I have a real hankering for a few, XL antique or vintage rugs. Style is of course subjective, but I think they sit just as nicely as an item of contrast and conversation in a modern home, as they do in an older place.
I’m worried about my naivety though as it is quite a minefield, so I’m concerned about making a bad purchase, especially when you’re likely looking at £5k + for a larger piece.
This therefore is very timely and perhaps Bruce and the team are a good place to start (and hopefully end).
I’d certainly say so Ant, yes. They’re one of the very few teams in interior decoration that have felt to me like the kind of brand/shop/craftsman you get on PS generally
This was great Simon. As a fellow rug enthusiast (writing this from on top of my hand woven, not antique Heriz) it was fun to read your connections between handcrafted clothes and handcrafted rugs.

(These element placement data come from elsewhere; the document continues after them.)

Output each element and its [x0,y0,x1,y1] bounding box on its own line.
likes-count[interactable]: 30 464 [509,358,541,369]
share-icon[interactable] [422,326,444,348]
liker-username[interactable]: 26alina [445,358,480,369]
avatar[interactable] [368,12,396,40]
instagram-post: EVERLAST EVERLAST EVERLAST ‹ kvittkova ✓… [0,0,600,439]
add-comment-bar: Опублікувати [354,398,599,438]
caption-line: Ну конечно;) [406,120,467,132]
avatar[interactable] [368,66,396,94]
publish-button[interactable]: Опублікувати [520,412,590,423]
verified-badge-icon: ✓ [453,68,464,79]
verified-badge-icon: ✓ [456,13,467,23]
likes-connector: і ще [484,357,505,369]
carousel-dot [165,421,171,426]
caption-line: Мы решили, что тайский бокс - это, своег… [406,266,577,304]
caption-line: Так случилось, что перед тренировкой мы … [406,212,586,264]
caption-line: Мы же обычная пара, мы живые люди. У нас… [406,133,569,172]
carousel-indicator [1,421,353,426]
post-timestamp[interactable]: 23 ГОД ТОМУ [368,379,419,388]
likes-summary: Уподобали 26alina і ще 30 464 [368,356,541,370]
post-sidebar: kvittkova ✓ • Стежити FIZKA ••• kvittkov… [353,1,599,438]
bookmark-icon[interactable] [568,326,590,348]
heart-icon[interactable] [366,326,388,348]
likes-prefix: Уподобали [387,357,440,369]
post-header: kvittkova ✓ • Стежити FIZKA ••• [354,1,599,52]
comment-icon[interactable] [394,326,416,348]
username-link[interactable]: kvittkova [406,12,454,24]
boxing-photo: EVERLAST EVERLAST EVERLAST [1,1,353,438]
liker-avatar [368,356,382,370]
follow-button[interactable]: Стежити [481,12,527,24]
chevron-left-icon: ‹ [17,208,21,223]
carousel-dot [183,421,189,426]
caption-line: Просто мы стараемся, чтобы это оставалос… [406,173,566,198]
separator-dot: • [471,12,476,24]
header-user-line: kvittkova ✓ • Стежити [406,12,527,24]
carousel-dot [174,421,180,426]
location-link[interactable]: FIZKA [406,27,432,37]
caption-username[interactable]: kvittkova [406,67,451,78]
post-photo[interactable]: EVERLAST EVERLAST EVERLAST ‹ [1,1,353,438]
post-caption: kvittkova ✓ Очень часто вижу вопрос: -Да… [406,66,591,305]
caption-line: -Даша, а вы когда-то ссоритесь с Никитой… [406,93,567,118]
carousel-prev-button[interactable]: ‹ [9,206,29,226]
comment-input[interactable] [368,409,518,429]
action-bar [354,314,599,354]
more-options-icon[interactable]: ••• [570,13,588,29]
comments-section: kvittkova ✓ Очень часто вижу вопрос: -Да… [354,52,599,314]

Lovely, good to hear Peter
I do love oriental rugs like these, but havent had the chance to invest, since I am still havent bought the home where I wanna raise my kids and grow old in. Until I have that place I find it hard to buy rugs of the right size, since this varies with the size of the room and also its layout. Perhaps I am overthinking it, as a large rug will always come in handy. But I find also that the colours need to be right. There are so many different shades of red, for instance, in these rugs, and not all are the right kind, that goes with all different kinds of furniture.
I think you’re right on colour – size won’t matter as much, but you don’t want furniture and rugs that don’s work together
Oriental rugs, rhymes with drugs. Love ’em. Like a garden in your living room and wonderful to think they are still made by hand. Bought some from Liberty and some on line with reasonable success. So adaptable but now I have run out of floor space!
You haven’t mentioned it but it bears emphasizing: not all “wool” rugs are all wool. Many will use cotton too. Cotton is to be avoided if one wants a rug that lasts. One can often identify cotton content by checking the fringes. If one sees cotton fringes, then the rug is partly cotton and should be avoided or, at least, one should never pay for it the price of an all wool rug.